The love story between the American school and the silver screen has been going strong for decades, and shows no sign of wearying out. The British school's celluloid incarnations have been more scarce including at home*, television proving to be a more welcoming and suitable medium - but its fortunes might change as the divide between American and British mystery fiction increasingly narrows with the latter adopting some of the attitudes and themes of the former. For better? For worse? Don't miss the next episode. 

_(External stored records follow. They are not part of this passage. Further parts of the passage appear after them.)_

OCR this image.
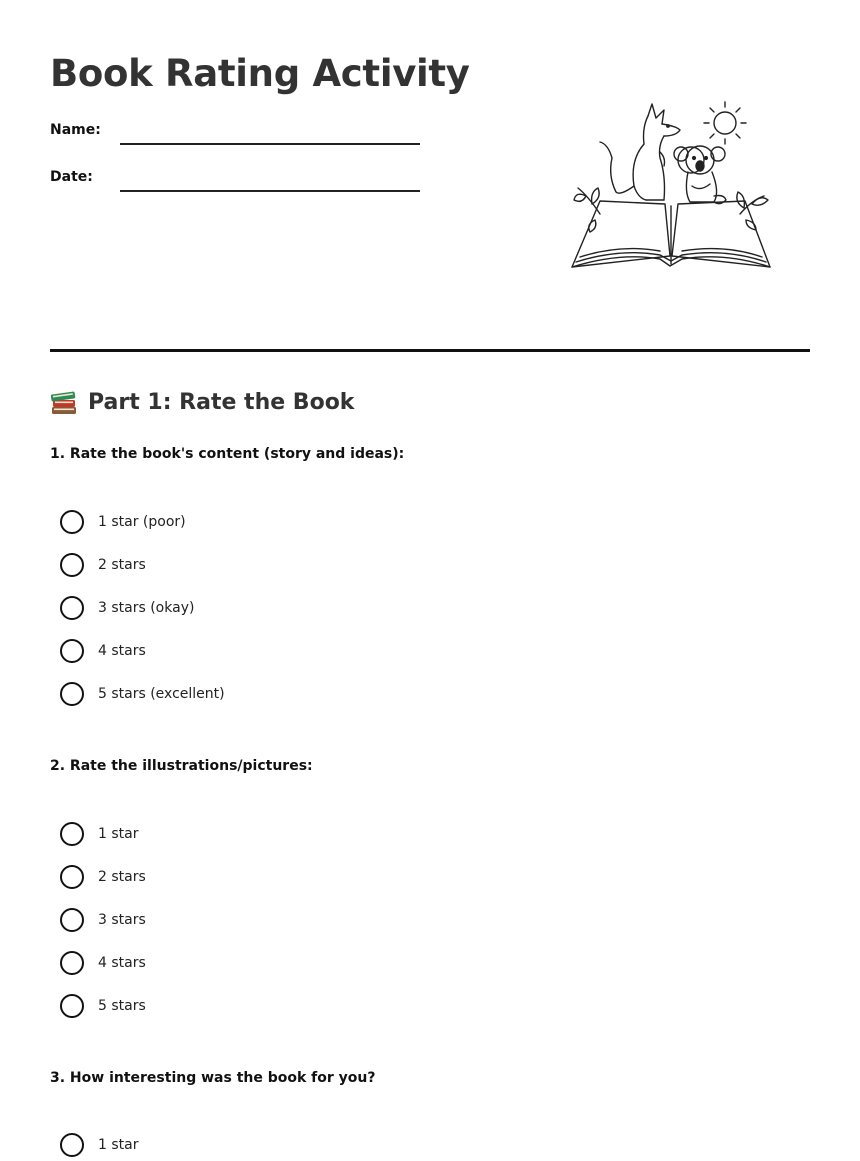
Book Rating Activity
Name:
Date:
Part 1: Rate the Book
1. Rate the book's content (story and ideas):
1 star (poor)
2 stars
3 stars (okay)
4 stars
5 stars (excellent)
2. Rate the illustrations/pictures:
1 star
2 stars
3 stars
4 stars
5 stars
3. How interesting was the book for you?
1 star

* Though films like Green for Danger or The Woman In Question proved the British detective story, in capable hands, could work beautifully on the screen. 

6 commentaires:

Martin Edwards a dit…

I share your puzzlement that Carr's books weren't regularly filmed.

John a dit…

The most telling influence of the movies in most popular American fiction including detective fiction is the change in dialogue. Compare books written prior to the late 1920s to those from about 1927 and onward. Slang, wisecracks, witty repartee, double entendre show up more frequently. Straight narrative is abandoned, long descriptive passages fade into the background making way for more and more novels told primarily through dialogue. Those writers with a great skill in this kind of dialogue fled to Hollywood. Some, like Harry Kurnitz, wrote books modelled on screenplays hoping to be recognized by Hollywood. Kurntiz wrote one mystery novel and headed West. Compare the dialogue in FAST COMPNAY to that in the THIN MAN movies he later wrote. Exactly the same. Other mystery writers whose skill at cinematic dialogue, slick characterizations and lots of action who headed for Hollywood were Jonathan Latimer, Daniel Mainwaring (Geoffrey Holmes), and of course Chandler. Even Leigh Brackett, after the publication of NO GOOD FROM A CORPSE, was wooed to the land of movies by Howard Hawks who was shocked when he met a woman and not some tough guy.

Sextonblake a dit…

Martin: I suspect that the reason that Carr wasn't filmed more was the comparative complexity of the plots. Something like the denoument of THE HOLLOW MAN would take a good deal of explaining on screen. In comparison, the explanation of the murders in DEATH ON THE NILE is clever but simple to explain. I think that this is the reason that explanation heavy stuff like the Ellery Queen novels don't tend to be adapted to the movies.

Dorte H a dit…

A fine and clear post.

Murder and solution: exactly why I prefer British crime fiction :)

Sextonblake a dit…

Xavier: Your analysis seems pretty spot on. I would suggest that young British writers like Edmund Crispin writing just after the war were probably more influenced by the American writers than those of the previous generation. A book like THE MOVING TOYSHOP is a whodunnit, but the increased action and comedy elements are more in line with the US books. The ending on a runaway merry-go-round was used by Hitchcock for STRANGERS ON A TRAIN.

vegetableduck a dit…

Good article about the general American influence of tone (not just in hard-boiled). It's a point I make as well in this new book project. I query the point about most British mystery writers being "upper class" and college-educated in the Golden Age. I think a serious study of the hundreds and hundreds of them might indicate they were pretty middle class, like writers in general. Guess it depends on how we identify middle class relative to upper class.